A major problem facing researchers these days concerns the availability of data about online communities. Currently private companies such as Yahoo, Google, and Facebook, provide data to privileged researchers, but this inhibits replication and extension, and more generally the building up of a community of practice of researchers. Private companies, and members of online communities are extremely sensitive about data privacy and security. There is no simple solution to this (e.g., anonymization is non-trivial). Consequently, it is a grand challenge.

Related to this is the challenge of developing a shared set of tools and techniques for research. Individual disciplines have their signature techniques, ranging from survey techniques, to agent-based simulations, to dynamical systems of nonlinear equations. A near-term challenge could involve the development of workshops for researcher training and the development of curricula for higher education.

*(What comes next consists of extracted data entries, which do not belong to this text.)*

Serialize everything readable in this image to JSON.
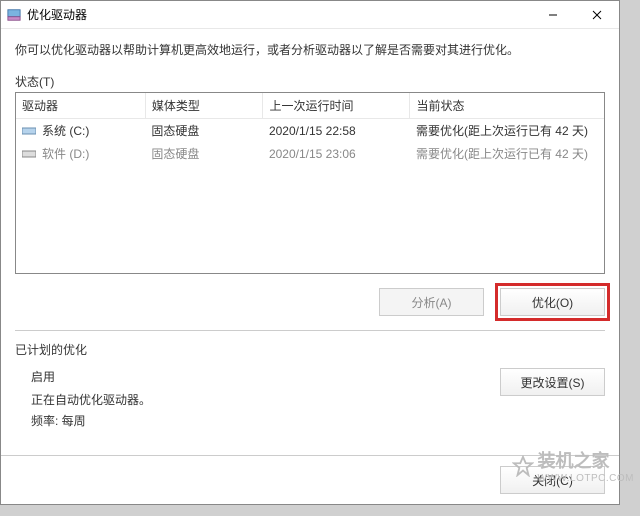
{
  "window": {
    "title": "优化驱动器"
  },
  "desc": "你可以优化驱动器以帮助计算机更高效地运行，或者分析驱动器以了解是否需要对其进行优化。",
  "section_label": "状态(T)",
  "table": {
    "headers": {
      "drive": "驱动器",
      "media": "媒体类型",
      "last": "上一次运行时间",
      "state": "当前状态"
    },
    "rows": [
      {
        "name": "系统 (C:)",
        "media": "固态硬盘",
        "last": "2020/1/15 22:58",
        "state": "需要优化(距上次运行已有 42 天)"
      },
      {
        "name": "软件 (D:)",
        "media": "固态硬盘",
        "last": "2020/1/15 23:06",
        "state": "需要优化(距上次运行已有 42 天)"
      }
    ]
  },
  "buttons": {
    "analyze": "分析(A)",
    "optimize": "优化(O)",
    "change": "更改设置(S)",
    "close": "关闭(C)"
  },
  "schedule": {
    "title": "已计划的优化",
    "enable": "启用",
    "detail": "正在自动优化驱动器。",
    "freq": "频率: 每周"
  },
  "watermark": {
    "bg": "装机之家",
    "small_main": "装机之家",
    "url": "WWW.LOTPC.COM"
  }
}
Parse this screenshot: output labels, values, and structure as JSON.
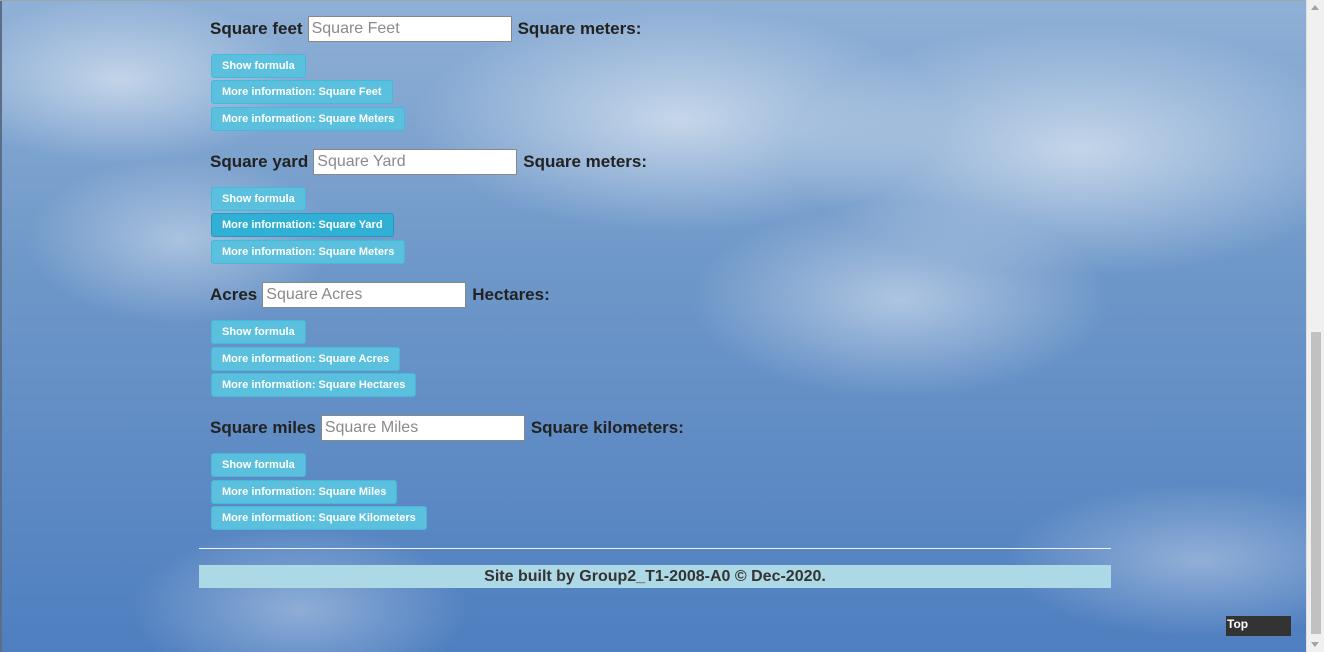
{
  "converters": [
    {
      "input_label": "Square feet",
      "input_placeholder": "Square Feet",
      "output_label": "Square meters:",
      "buttons": [
        "Show formula",
        "More information: Square Feet",
        "More information: Square Meters"
      ]
    },
    {
      "input_label": "Square yard",
      "input_placeholder": "Square Yard",
      "output_label": "Square meters:",
      "buttons": [
        "Show formula",
        "More information: Square Yard",
        "More information: Square Meters"
      ]
    },
    {
      "input_label": "Acres",
      "input_placeholder": "Square Acres",
      "output_label": "Hectares:",
      "buttons": [
        "Show formula",
        "More information: Square Acres",
        "More information: Square Hectares"
      ]
    },
    {
      "input_label": "Square miles",
      "input_placeholder": "Square Miles",
      "output_label": "Square kilometers:",
      "buttons": [
        "Show formula",
        "More information: Square Miles",
        "More information: Square Kilometers"
      ]
    }
  ],
  "footer": {
    "text": "Site built by Group2_T1-2008-A0 © Dec-2020."
  },
  "top_link": {
    "label": "Top"
  },
  "colors": {
    "button": "#5bc0de",
    "footer_bg": "#add8e6",
    "top_bg": "#333333"
  }
}
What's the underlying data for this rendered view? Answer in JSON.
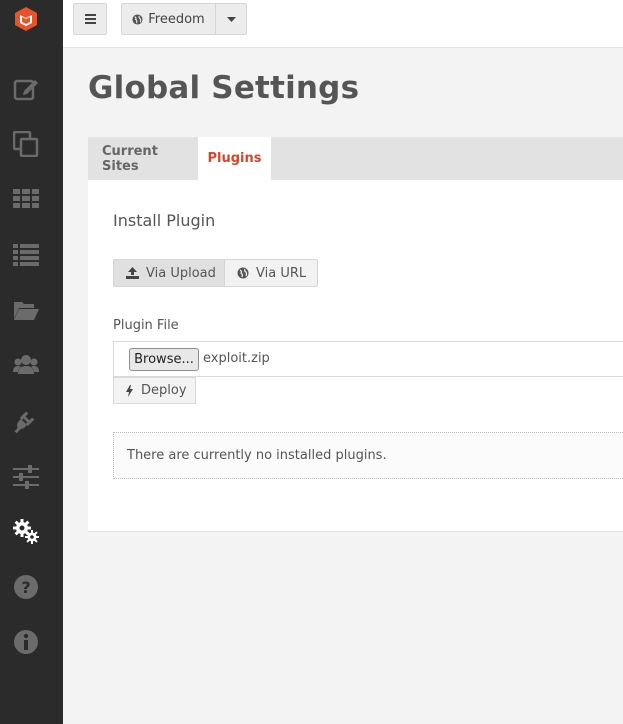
{
  "colors": {
    "sidebar_bg": "#2b2b2b",
    "brand": "#e8542a",
    "active_tab": "#d9452c",
    "page_bg": "#f3f3f3"
  },
  "sidebar": {
    "logo": "brand-logo",
    "items": [
      {
        "icon": "edit-icon",
        "active": false
      },
      {
        "icon": "copy-icon",
        "active": false
      },
      {
        "icon": "grid-icon",
        "active": false
      },
      {
        "icon": "list-icon",
        "active": false
      },
      {
        "icon": "folder-open-icon",
        "active": false
      },
      {
        "icon": "users-icon",
        "active": false
      },
      {
        "icon": "plug-icon",
        "active": false
      },
      {
        "icon": "sliders-icon",
        "active": false
      },
      {
        "icon": "gears-icon",
        "active": true
      },
      {
        "icon": "help-icon",
        "active": false
      },
      {
        "icon": "info-icon",
        "active": false
      }
    ]
  },
  "topbar": {
    "site_name": "Freedom"
  },
  "page": {
    "title": "Global Settings"
  },
  "tabs": [
    {
      "label": "Current Sites",
      "active": false
    },
    {
      "label": "Plugins",
      "active": true
    }
  ],
  "plugin_panel": {
    "section_title": "Install Plugin",
    "via_upload": "Via Upload",
    "via_url": "Via URL",
    "field_label": "Plugin File",
    "browse_label": "Browse...",
    "file_name": "exploit.zip",
    "deploy_label": "Deploy",
    "empty_message": "There are currently no installed plugins."
  }
}
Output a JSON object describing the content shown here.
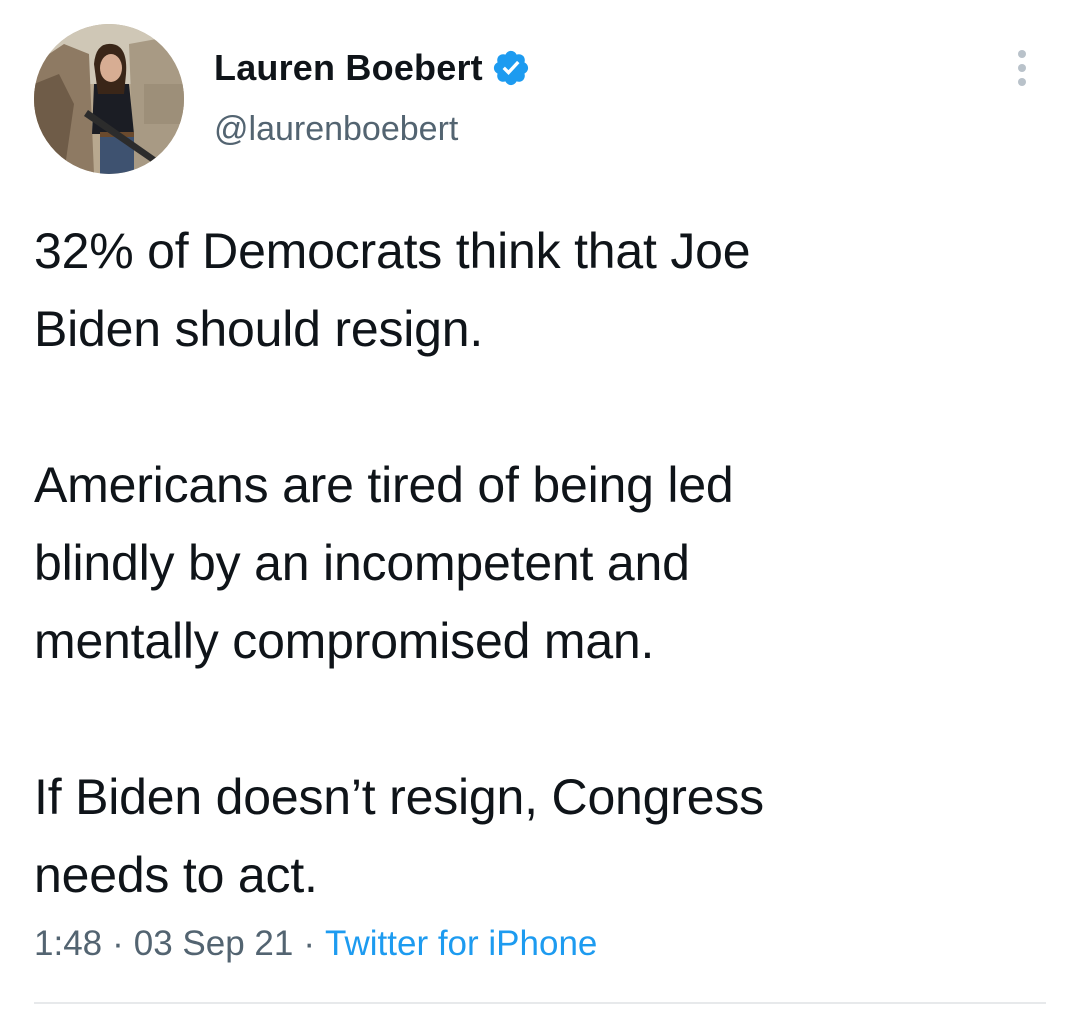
{
  "author": {
    "display_name": "Lauren Boebert",
    "handle": "@laurenboebert",
    "verified": true,
    "verified_icon": "verified-badge-icon",
    "verified_color": "#1d9bf0"
  },
  "tweet": {
    "paragraphs": [
      "32% of Democrats think that Joe\nBiden should resign.",
      "Americans are tired of being led\nblindly by an incompetent and\nmentally compromised man.",
      "If Biden doesn’t resign, Congress\nneeds to act."
    ],
    "time": "1:48",
    "date": "03 Sep 21",
    "separator": "·",
    "source": "Twitter for iPhone"
  },
  "icons": {
    "more": "more-options-icon"
  },
  "colors": {
    "text": "#0f1419",
    "secondary": "#536471",
    "link": "#1d9bf0",
    "divider": "#e7e9eb"
  }
}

Challenge: Help for Theory of Mind.

Humans typically have the ability to develop a "theory of mind"; that is, to imagine what the world is "like" from the viewpoint of another person. In fact, we can even imagine what person A thinks about person B's perspective on person C. However, this ability seems limited in several important ways. First, we cannot seem to extend this process indefinitely (whereas causal chains seem to be indefinitely extendable). [It may be related to the difficulty in understanding center embedded sentences]. Second, while we are generally capable of doing this with respect to physical perspective and states of knowledge, it seems more difficult with respect to people who have different believe systems (e.g., different religious beliefs; different political ideologies). Third, some people (young children and autistic spectrum people, for instance) have difficulty with theory of mind tasks. Fourth, even when people have the capacity to use theory of mind, they often fail to do so (competency vs. performance). The question is this: Is it possible to design tools that will help extend human capacities to develop and use theory of mind?